Que armas são estas?
Velas e flores. Cânticos e preces, súplicas e louvores. Multidões em silêncio. Lágrimas contidas, mas também choradas, derramadas pelos que morrem e pelos que vivem. Por todos os que sofrem e, em especial, por aqueles que andam mais abatidos ou sem esperança. Mas também pelos que se alegram por graças recebidas.
Na semana em que se celebra o 13 de Outubro em Fátima, dia em que Joana Carneiro dirige a Orquestra e o Coro Gulbenkian em directo para o recinto, no concerto solene que encerra as celebrações oficiais do centenário das Aparições, o movimento já se faz sentir. Muitas pessoas estão a caminho e prevê-se grande afluência na noite de 12 e no dia 13.

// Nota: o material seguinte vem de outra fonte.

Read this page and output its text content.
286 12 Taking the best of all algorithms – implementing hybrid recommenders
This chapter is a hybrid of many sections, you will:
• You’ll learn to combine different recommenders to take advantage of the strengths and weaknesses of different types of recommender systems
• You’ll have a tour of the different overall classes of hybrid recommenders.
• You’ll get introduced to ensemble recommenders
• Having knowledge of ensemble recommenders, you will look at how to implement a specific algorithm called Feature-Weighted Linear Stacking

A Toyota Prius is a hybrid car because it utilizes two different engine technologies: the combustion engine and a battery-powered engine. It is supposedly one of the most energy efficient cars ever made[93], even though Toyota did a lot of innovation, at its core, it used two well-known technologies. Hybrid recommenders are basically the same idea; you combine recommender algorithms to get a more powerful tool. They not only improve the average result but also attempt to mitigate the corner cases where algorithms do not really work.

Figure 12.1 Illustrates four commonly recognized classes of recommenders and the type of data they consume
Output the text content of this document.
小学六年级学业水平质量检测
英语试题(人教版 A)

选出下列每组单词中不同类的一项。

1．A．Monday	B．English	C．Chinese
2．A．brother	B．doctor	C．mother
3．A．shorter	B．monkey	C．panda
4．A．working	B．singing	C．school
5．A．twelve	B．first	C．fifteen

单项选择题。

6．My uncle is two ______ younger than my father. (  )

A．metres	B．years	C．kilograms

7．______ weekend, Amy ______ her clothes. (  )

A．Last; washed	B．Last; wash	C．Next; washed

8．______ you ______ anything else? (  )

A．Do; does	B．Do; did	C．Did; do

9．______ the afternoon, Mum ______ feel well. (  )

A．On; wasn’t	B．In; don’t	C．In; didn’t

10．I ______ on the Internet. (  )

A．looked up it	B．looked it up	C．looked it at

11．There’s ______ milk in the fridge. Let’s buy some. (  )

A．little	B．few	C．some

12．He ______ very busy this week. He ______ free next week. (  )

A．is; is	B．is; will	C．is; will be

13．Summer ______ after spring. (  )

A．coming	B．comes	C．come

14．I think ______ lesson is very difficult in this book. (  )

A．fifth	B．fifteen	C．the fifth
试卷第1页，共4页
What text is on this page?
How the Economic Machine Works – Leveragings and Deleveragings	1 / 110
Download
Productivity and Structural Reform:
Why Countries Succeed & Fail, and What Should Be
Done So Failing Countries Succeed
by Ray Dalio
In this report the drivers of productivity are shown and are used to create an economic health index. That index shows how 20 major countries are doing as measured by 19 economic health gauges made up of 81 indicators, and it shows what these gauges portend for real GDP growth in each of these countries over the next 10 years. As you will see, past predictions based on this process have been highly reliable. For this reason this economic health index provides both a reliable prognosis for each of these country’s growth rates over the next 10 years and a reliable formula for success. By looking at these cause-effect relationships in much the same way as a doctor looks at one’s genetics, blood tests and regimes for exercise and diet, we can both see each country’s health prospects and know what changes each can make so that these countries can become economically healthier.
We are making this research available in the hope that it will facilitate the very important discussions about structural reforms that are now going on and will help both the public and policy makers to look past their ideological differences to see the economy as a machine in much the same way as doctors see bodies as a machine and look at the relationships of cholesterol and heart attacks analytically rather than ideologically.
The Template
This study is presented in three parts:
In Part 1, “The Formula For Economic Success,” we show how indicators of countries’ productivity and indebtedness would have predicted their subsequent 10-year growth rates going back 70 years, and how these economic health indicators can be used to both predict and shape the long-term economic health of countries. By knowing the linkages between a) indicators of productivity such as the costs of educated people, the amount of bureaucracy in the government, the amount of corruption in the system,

Nas cidades, vilas e aldeias de norte a sul do país multiplicaram-se as iniciativas para comemorar este ano jubilar, e as celebrações estenderam-se aos quatro cantos do mundo, aquém e além-mar. Nossa Senhora de Fátima pode ser um enigma para uma grande parte da humanidade, mas a fé que convoca e a devoção que gera em todas as latitudes são expressivas e interpeladoras.
Ao longo deste ano foi possível ver a forma dedicada como os crentes devotos se encaminharam para Fátima, falaram de Nossa Senhora e do lugar que ela ocupa nos seus corações. O Papa Francisco disse tudo em duas palavras, quando veio rezar a 13 de Maio com os portugueses: “Temos Mãe”.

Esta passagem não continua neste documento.